I am dismayed to see the recent stories in the Winnipeg Free Press about the commercial fishing industry in Manitoba, specifically the issue of usable fish going to waste (Want not, waste lot, April 20).
Your story featured commercial fisher Frank Kenyon -- an outspoken critic who represents a small minority of regional fishers.
The article focused on the notion that Kenyon and other commercial fishers just like him are forced to waste perfectly good fish because Freshwater won't buy it at a fair price.
Kenyon maintains that it's not financially worth his effort to ship his mullet to Freshwater Fish for purchase.
I -- along with dozens of other fishers -- disagree with both his sentiments and the potentially catastrophic approach this article took to one-sidedly presenting a contentious topic.
Freshwater has a strong market for mullet and a limited supply of this fish in inventory. It is an ideal situation for fishers selling their mullet to Freshwater.
Because the mullet market was strong this winter, Saskatchewan and Manitoba fishers shipped thousands of kilograms to Winnipeg for sale and received top-tier prices. Most of these fishers live farther away from Winnipeg than Kenyon and have to pay higher freight charges due to their location, lowering their price per kilogram accordingly.
Contrary to Kenyon's claims, these fishers find it quite profitable to sell their mullet to Freshwater.
Kenyon's choice to leave his mullet on the lake as by-catch is just that -- his choice.

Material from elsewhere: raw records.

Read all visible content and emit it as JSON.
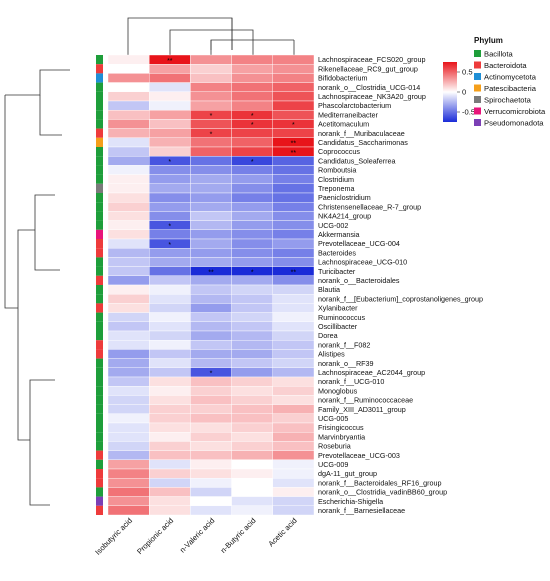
{
  "chart_data": {
    "type": "heatmap",
    "columns": [
      "Isobutyric acid",
      "Propionic acid",
      "n-Valeric acid",
      "n-Butyric acid",
      "Acetic acid"
    ],
    "rows": [
      {
        "name": "Lachnospiraceae_FCS020_group",
        "phylum": "Bacillota",
        "values": [
          0.05,
          0.75,
          0.35,
          0.4,
          0.4
        ],
        "sig": [
          "",
          "**",
          "",
          "",
          ""
        ]
      },
      {
        "name": "Rikenellaceae_RC9_gut_group",
        "phylum": "Bacteroidota",
        "values": [
          0.0,
          0.3,
          0.15,
          0.3,
          0.35
        ],
        "sig": [
          "",
          "",
          "",
          "",
          ""
        ]
      },
      {
        "name": "Bifidobacterium",
        "phylum": "Actinomycetota",
        "values": [
          0.35,
          0.45,
          0.2,
          0.35,
          0.4
        ],
        "sig": [
          "",
          "",
          "",
          "",
          ""
        ]
      },
      {
        "name": "norank_o__Clostridia_UCG-014",
        "phylum": "Bacillota",
        "values": [
          0.0,
          -0.1,
          0.4,
          0.45,
          0.5
        ],
        "sig": [
          "",
          "",
          "",
          "",
          ""
        ]
      },
      {
        "name": "Lachnospiraceae_NK3A20_group",
        "phylum": "Bacillota",
        "values": [
          0.15,
          0.05,
          0.35,
          0.45,
          0.55
        ],
        "sig": [
          "",
          "",
          "",
          "",
          ""
        ]
      },
      {
        "name": "Phascolarctobacterium",
        "phylum": "Bacillota",
        "values": [
          -0.2,
          -0.05,
          0.3,
          0.4,
          0.6
        ],
        "sig": [
          "",
          "",
          "",
          "",
          ""
        ]
      },
      {
        "name": "Mediterraneibacter",
        "phylum": "Bacillota",
        "values": [
          0.2,
          0.3,
          0.6,
          0.65,
          0.55
        ],
        "sig": [
          "",
          "",
          "*",
          "*",
          ""
        ]
      },
      {
        "name": "Acetitomaculum",
        "phylum": "Bacillota",
        "values": [
          0.35,
          0.2,
          0.55,
          0.65,
          0.65
        ],
        "sig": [
          "",
          "",
          "",
          "*",
          "*"
        ]
      },
      {
        "name": "norank_f__Muribaculaceae",
        "phylum": "Bacteroidota",
        "values": [
          0.25,
          0.3,
          0.6,
          0.6,
          0.6
        ],
        "sig": [
          "",
          "",
          "*",
          "",
          ""
        ]
      },
      {
        "name": "Candidatus_Saccharimonas",
        "phylum": "Patescibacteria",
        "values": [
          -0.1,
          0.25,
          0.45,
          0.5,
          0.75
        ],
        "sig": [
          "",
          "",
          "",
          "",
          "**"
        ]
      },
      {
        "name": "Coprococcus",
        "phylum": "Bacillota",
        "values": [
          -0.2,
          0.15,
          0.5,
          0.6,
          0.75
        ],
        "sig": [
          "",
          "",
          "",
          "",
          "**"
        ]
      },
      {
        "name": "Candidatus_Soleaferrea",
        "phylum": "Bacillota",
        "values": [
          -0.3,
          -0.6,
          -0.5,
          -0.65,
          -0.55
        ],
        "sig": [
          "",
          "*",
          "",
          "*",
          ""
        ]
      },
      {
        "name": "Romboutsia",
        "phylum": "Bacillota",
        "values": [
          -0.05,
          -0.4,
          -0.4,
          -0.45,
          -0.5
        ],
        "sig": [
          "",
          "",
          "",
          "",
          ""
        ]
      },
      {
        "name": "Clostridium",
        "phylum": "Bacillota",
        "values": [
          0.05,
          -0.35,
          -0.3,
          -0.35,
          -0.45
        ],
        "sig": [
          "",
          "",
          "",
          "",
          ""
        ]
      },
      {
        "name": "Treponema",
        "phylum": "Spirochaetota",
        "values": [
          0.05,
          -0.3,
          -0.3,
          -0.4,
          -0.5
        ],
        "sig": [
          "",
          "",
          "",
          "",
          ""
        ]
      },
      {
        "name": "Paeniclostridium",
        "phylum": "Bacillota",
        "values": [
          0.1,
          -0.4,
          -0.35,
          -0.45,
          -0.5
        ],
        "sig": [
          "",
          "",
          "",
          "",
          ""
        ]
      },
      {
        "name": "Christensenellaceae_R-7_group",
        "phylum": "Bacillota",
        "values": [
          0.15,
          -0.35,
          -0.3,
          -0.35,
          -0.45
        ],
        "sig": [
          "",
          "",
          "",
          "",
          ""
        ]
      },
      {
        "name": "NK4A214_group",
        "phylum": "Bacillota",
        "values": [
          0.1,
          -0.4,
          -0.2,
          -0.3,
          -0.4
        ],
        "sig": [
          "",
          "",
          "",
          "",
          ""
        ]
      },
      {
        "name": "UCG-002",
        "phylum": "Bacillota",
        "values": [
          0.05,
          -0.6,
          -0.25,
          -0.35,
          -0.4
        ],
        "sig": [
          "",
          "*",
          "",
          "",
          ""
        ]
      },
      {
        "name": "Akkermansia",
        "phylum": "Verrucomicrobiota",
        "values": [
          0.1,
          -0.45,
          -0.35,
          -0.4,
          -0.45
        ],
        "sig": [
          "",
          "",
          "",
          "",
          ""
        ]
      },
      {
        "name": "Prevotellaceae_UCG-004",
        "phylum": "Bacteroidota",
        "values": [
          -0.1,
          -0.6,
          -0.3,
          -0.4,
          -0.35
        ],
        "sig": [
          "",
          "*",
          "",
          "",
          ""
        ]
      },
      {
        "name": "Bacteroides",
        "phylum": "Bacteroidota",
        "values": [
          -0.25,
          -0.35,
          -0.35,
          -0.4,
          -0.45
        ],
        "sig": [
          "",
          "",
          "",
          "",
          ""
        ]
      },
      {
        "name": "Lachnospiraceae_UCG-010",
        "phylum": "Bacillota",
        "values": [
          -0.2,
          -0.3,
          -0.3,
          -0.35,
          -0.4
        ],
        "sig": [
          "",
          "",
          "",
          "",
          ""
        ]
      },
      {
        "name": "Turicibacter",
        "phylum": "Bacillota",
        "values": [
          -0.2,
          -0.5,
          -0.75,
          -0.75,
          -0.75
        ],
        "sig": [
          "",
          "",
          "**",
          "*",
          "**"
        ]
      },
      {
        "name": "norank_o__Bacteroidales",
        "phylum": "Bacteroidota",
        "values": [
          -0.35,
          -0.2,
          -0.3,
          -0.3,
          -0.4
        ],
        "sig": [
          "",
          "",
          "",
          "",
          ""
        ]
      },
      {
        "name": "Blautia",
        "phylum": "Bacillota",
        "values": [
          0.05,
          -0.05,
          -0.2,
          -0.15,
          -0.15
        ],
        "sig": [
          "",
          "",
          "",
          "",
          ""
        ]
      },
      {
        "name": "norank_f__[Eubacterium]_coprostanoligenes_group",
        "phylum": "Bacillota",
        "values": [
          0.15,
          -0.1,
          -0.25,
          -0.2,
          -0.1
        ],
        "sig": [
          "",
          "",
          "",
          "",
          ""
        ]
      },
      {
        "name": "Xylanibacter",
        "phylum": "Bacteroidota",
        "values": [
          0.1,
          -0.15,
          -0.35,
          -0.2,
          -0.1
        ],
        "sig": [
          "",
          "",
          "",
          "",
          ""
        ]
      },
      {
        "name": "Ruminococcus",
        "phylum": "Bacillota",
        "values": [
          -0.15,
          -0.05,
          -0.2,
          -0.15,
          -0.05
        ],
        "sig": [
          "",
          "",
          "",
          "",
          ""
        ]
      },
      {
        "name": "Oscillibacter",
        "phylum": "Bacillota",
        "values": [
          -0.2,
          -0.1,
          -0.25,
          -0.2,
          -0.1
        ],
        "sig": [
          "",
          "",
          "",
          "",
          ""
        ]
      },
      {
        "name": "Dorea",
        "phylum": "Bacillota",
        "values": [
          -0.1,
          -0.15,
          -0.3,
          -0.25,
          -0.15
        ],
        "sig": [
          "",
          "",
          "",
          "",
          ""
        ]
      },
      {
        "name": "norank_f__F082",
        "phylum": "Bacteroidota",
        "values": [
          -0.1,
          -0.05,
          -0.2,
          -0.25,
          -0.2
        ],
        "sig": [
          "",
          "",
          "",
          "",
          ""
        ]
      },
      {
        "name": "Alistipes",
        "phylum": "Bacteroidota",
        "values": [
          -0.35,
          -0.2,
          -0.3,
          -0.3,
          -0.2
        ],
        "sig": [
          "",
          "",
          "",
          "",
          ""
        ]
      },
      {
        "name": "norank_o__RF39",
        "phylum": "Bacillota",
        "values": [
          -0.3,
          -0.1,
          -0.25,
          -0.2,
          -0.15
        ],
        "sig": [
          "",
          "",
          "",
          "",
          ""
        ]
      },
      {
        "name": "Lachnospiraceae_AC2044_group",
        "phylum": "Bacillota",
        "values": [
          -0.3,
          -0.2,
          -0.6,
          -0.35,
          -0.25
        ],
        "sig": [
          "",
          "",
          "*",
          "",
          ""
        ]
      },
      {
        "name": "norank_f__UCG-010",
        "phylum": "Bacillota",
        "values": [
          -0.2,
          0.1,
          0.2,
          0.15,
          0.1
        ],
        "sig": [
          "",
          "",
          "",
          "",
          ""
        ]
      },
      {
        "name": "Monoglobus",
        "phylum": "Bacillota",
        "values": [
          -0.1,
          0.05,
          0.15,
          0.1,
          0.15
        ],
        "sig": [
          "",
          "",
          "",
          "",
          ""
        ]
      },
      {
        "name": "norank_f__Ruminococcaceae",
        "phylum": "Bacillota",
        "values": [
          -0.15,
          0.1,
          0.2,
          0.15,
          0.1
        ],
        "sig": [
          "",
          "",
          "",
          "",
          ""
        ]
      },
      {
        "name": "Family_XIII_AD3011_group",
        "phylum": "Bacillota",
        "values": [
          -0.15,
          0.15,
          0.15,
          0.2,
          0.25
        ],
        "sig": [
          "",
          "",
          "",
          "",
          ""
        ]
      },
      {
        "name": "UCG-005",
        "phylum": "Bacillota",
        "values": [
          -0.05,
          0.15,
          0.2,
          0.2,
          0.15
        ],
        "sig": [
          "",
          "",
          "",
          "",
          ""
        ]
      },
      {
        "name": "Frisingicoccus",
        "phylum": "Bacillota",
        "values": [
          -0.1,
          0.1,
          0.1,
          0.15,
          0.2
        ],
        "sig": [
          "",
          "",
          "",
          "",
          ""
        ]
      },
      {
        "name": "Marvinbryantia",
        "phylum": "Bacillota",
        "values": [
          -0.1,
          0.05,
          0.15,
          0.1,
          0.25
        ],
        "sig": [
          "",
          "",
          "",
          "",
          ""
        ]
      },
      {
        "name": "Roseburia",
        "phylum": "Bacillota",
        "values": [
          -0.15,
          0.15,
          0.1,
          0.15,
          0.2
        ],
        "sig": [
          "",
          "",
          "",
          "",
          ""
        ]
      },
      {
        "name": "Prevotellaceae_UCG-003",
        "phylum": "Bacteroidota",
        "values": [
          -0.25,
          0.2,
          0.2,
          0.25,
          0.35
        ],
        "sig": [
          "",
          "",
          "",
          "",
          ""
        ]
      },
      {
        "name": "UCG-009",
        "phylum": "Bacillota",
        "values": [
          0.3,
          -0.1,
          0.05,
          0.0,
          -0.05
        ],
        "sig": [
          "",
          "",
          "",
          "",
          ""
        ]
      },
      {
        "name": "dgA-11_gut_group",
        "phylum": "Bacteroidota",
        "values": [
          0.4,
          0.15,
          0.1,
          0.05,
          -0.05
        ],
        "sig": [
          "",
          "",
          "",
          "",
          ""
        ]
      },
      {
        "name": "norank_f__Bacteroidales_RF16_group",
        "phylum": "Bacteroidota",
        "values": [
          0.35,
          -0.15,
          -0.05,
          0.0,
          -0.1
        ],
        "sig": [
          "",
          "",
          "",
          "",
          ""
        ]
      },
      {
        "name": "norank_o__Clostridia_vadinBB60_group",
        "phylum": "Bacillota",
        "values": [
          0.45,
          0.2,
          -0.15,
          0.0,
          0.05
        ],
        "sig": [
          "",
          "",
          "",
          "",
          ""
        ]
      },
      {
        "name": "Escherichia-Shigella",
        "phylum": "Pseudomonadota",
        "values": [
          0.35,
          0.1,
          0.0,
          -0.1,
          -0.15
        ],
        "sig": [
          "",
          "",
          "",
          "",
          ""
        ]
      },
      {
        "name": "norank_f__Barnesiellaceae",
        "phylum": "Bacteroidota",
        "values": [
          0.45,
          0.1,
          -0.1,
          -0.05,
          -0.15
        ],
        "sig": [
          "",
          "",
          "",
          "",
          ""
        ]
      }
    ],
    "color_scale": {
      "min": -0.75,
      "max": 0.75,
      "low": "#1a2bd8",
      "mid": "#ffffff",
      "high": "#e8141a",
      "ticks": [
        0.5,
        0,
        -0.5
      ],
      "tick_labels": [
        "0.5",
        "0",
        "-0.5"
      ]
    },
    "legend": {
      "title": "Phylum",
      "placement": "right",
      "items": [
        {
          "name": "Bacillota",
          "color": "#1e9e3a"
        },
        {
          "name": "Bacteroidota",
          "color": "#ee3b3b"
        },
        {
          "name": "Actinomycetota",
          "color": "#1f8fd6"
        },
        {
          "name": "Patescibacteria",
          "color": "#f59f1a"
        },
        {
          "name": "Spirochaetota",
          "color": "#7a7a7a"
        },
        {
          "name": "Verrucomicrobiota",
          "color": "#e8147a"
        },
        {
          "name": "Pseudomonadota",
          "color": "#7b3fb5"
        }
      ]
    }
  }
}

Why he opted to leave the perfectly saleable mullet there for animals to consume on the day your reporter and photographer visited is beyond me. That day (and all winter for that matter), Freshwater was buying mullet at $0.80 per kilogram. Based on Kenyon's estimation of leaving 20,000 kilograms of mullet unsold, he could have this winter received $16,000 (less freight costs of $1,700 to $3,200 dependent on delivery point) for this wasted fish.
It is true that some species are not currently processed at our Winnipeg plant, but the reason is either because there is no market for it today (carp) or, in the case of burbot, because processing would interfere with the plant's Kosher certification. The Kosher market is very important for the price stability of mullet.
But as president and CEO John Wood indicates, if burbot were to become as important as mullet, Freshwater would find a way to process it.
Competition for the centre-of-plate protein position in world markets is intense and ever-changing.
Freshwater competes with seafood, poultry, pork, beef and many other options on the plates of consumers. Freshwater has found many ways to add value and stay competitive, but the best way is to rebuild volume and continue finding economies of scale, seeking out new markets and maintaining its impeccable food safety record.
After 43 years, Freshwater has built a highly trusted and regarded brand on the global market. I believe working together is the best way to keep Canada's inland commercial fishing industry alive and well.
David Tomasson is chairman of the Freshwater Fish Marketing Corp.